Fusion of the MIP3α cytokine to CSP also resulted in significantly greater TNFα, and IFNγ responses in CD4 + T cells. The proportion of CD4 + T cells producing TNFα, IL2, and IFNγ was 2-3x greater in the MIP3α-CSP vs. CSP vaccinated mice. Furthermore, with respect to IFNγ and TNFα, not only were the proportions of T cells that produced each cytokine increased in the MIP3α-CSP group, but also the splenocyte populations produced more of each cytokine, thereby amplifying cytokine effects. Interestingly, the proportion of polyfunctional CD4 + T cells was also increased following vaccination with the MIP3α-CSP mRNA vaccine. Polyfunctional T cells have an outsized role in vaccine efficacy with IL2, TNFα, and IFNγ showing synergism in their abilities to drive immune responses⁷⁷. Activated dendritic cells are highly associated with polyfunctional CD4 + T cell responses to malaria⁷⁸. We speculate that the iDC-targeting ability of the MIP3α-CSP mRNA elicits more polyfunctional CD4+ cells and T cell help, resulting in greater humoral responses.

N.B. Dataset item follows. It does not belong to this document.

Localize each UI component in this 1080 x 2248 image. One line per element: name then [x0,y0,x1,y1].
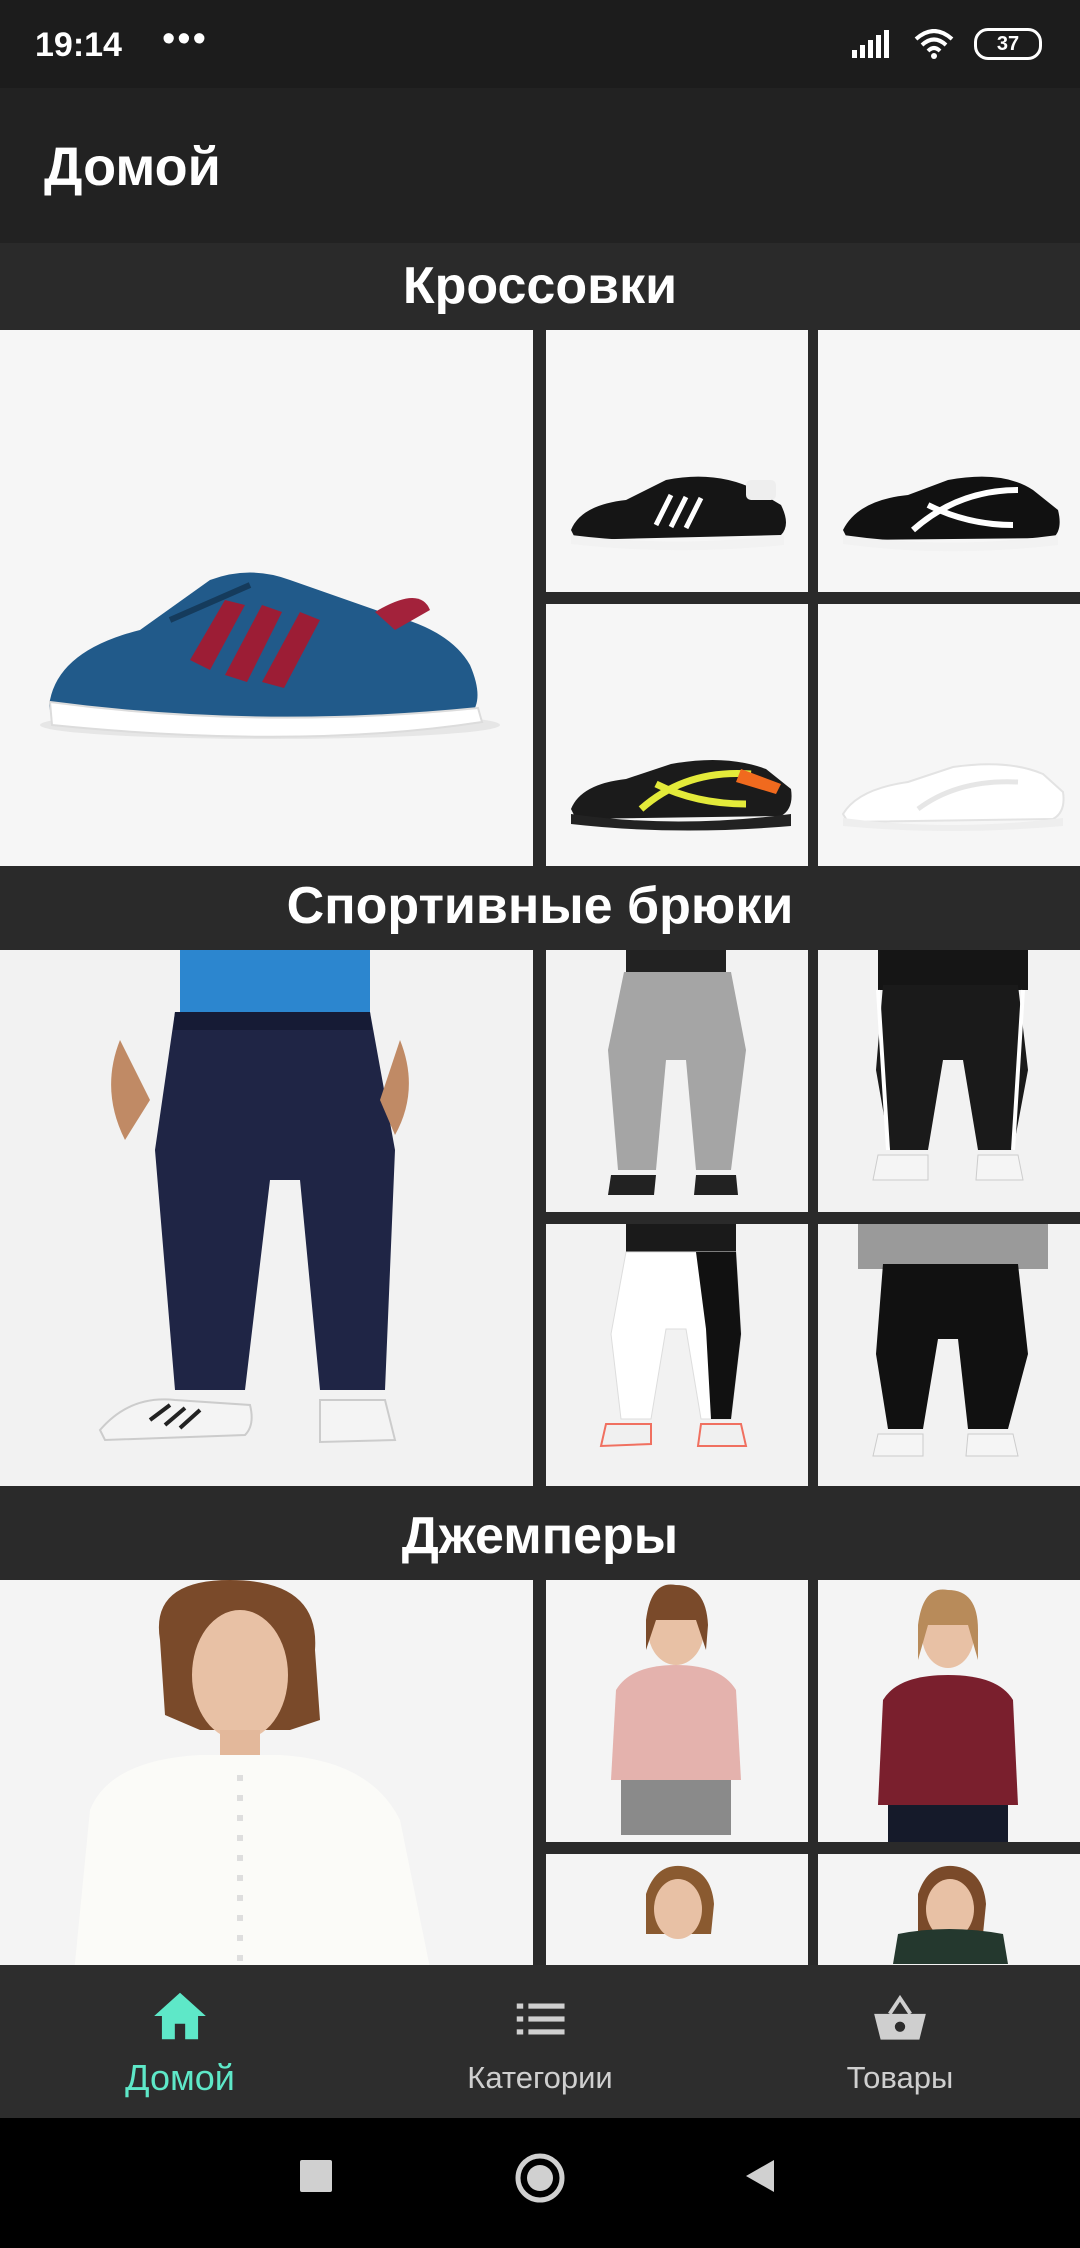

The observed correlations between immune responses and protection from liver infection provide valuable insights into the mechanisms underlying CSP vaccine-induced immunity to malaria. Both polyfunctional CD4 + T cells and anti-NANP6 antibody titers correlated with protection, emphasizing the critical role of NANP-targeting antibodies and CD4 + T cells in preventing liver infection. Similar iDC-targeting approaches to potentiate T cell help may be utilized for other malaria vaccine candidates in a multi-stage mRNA vaccine against P. falciparum.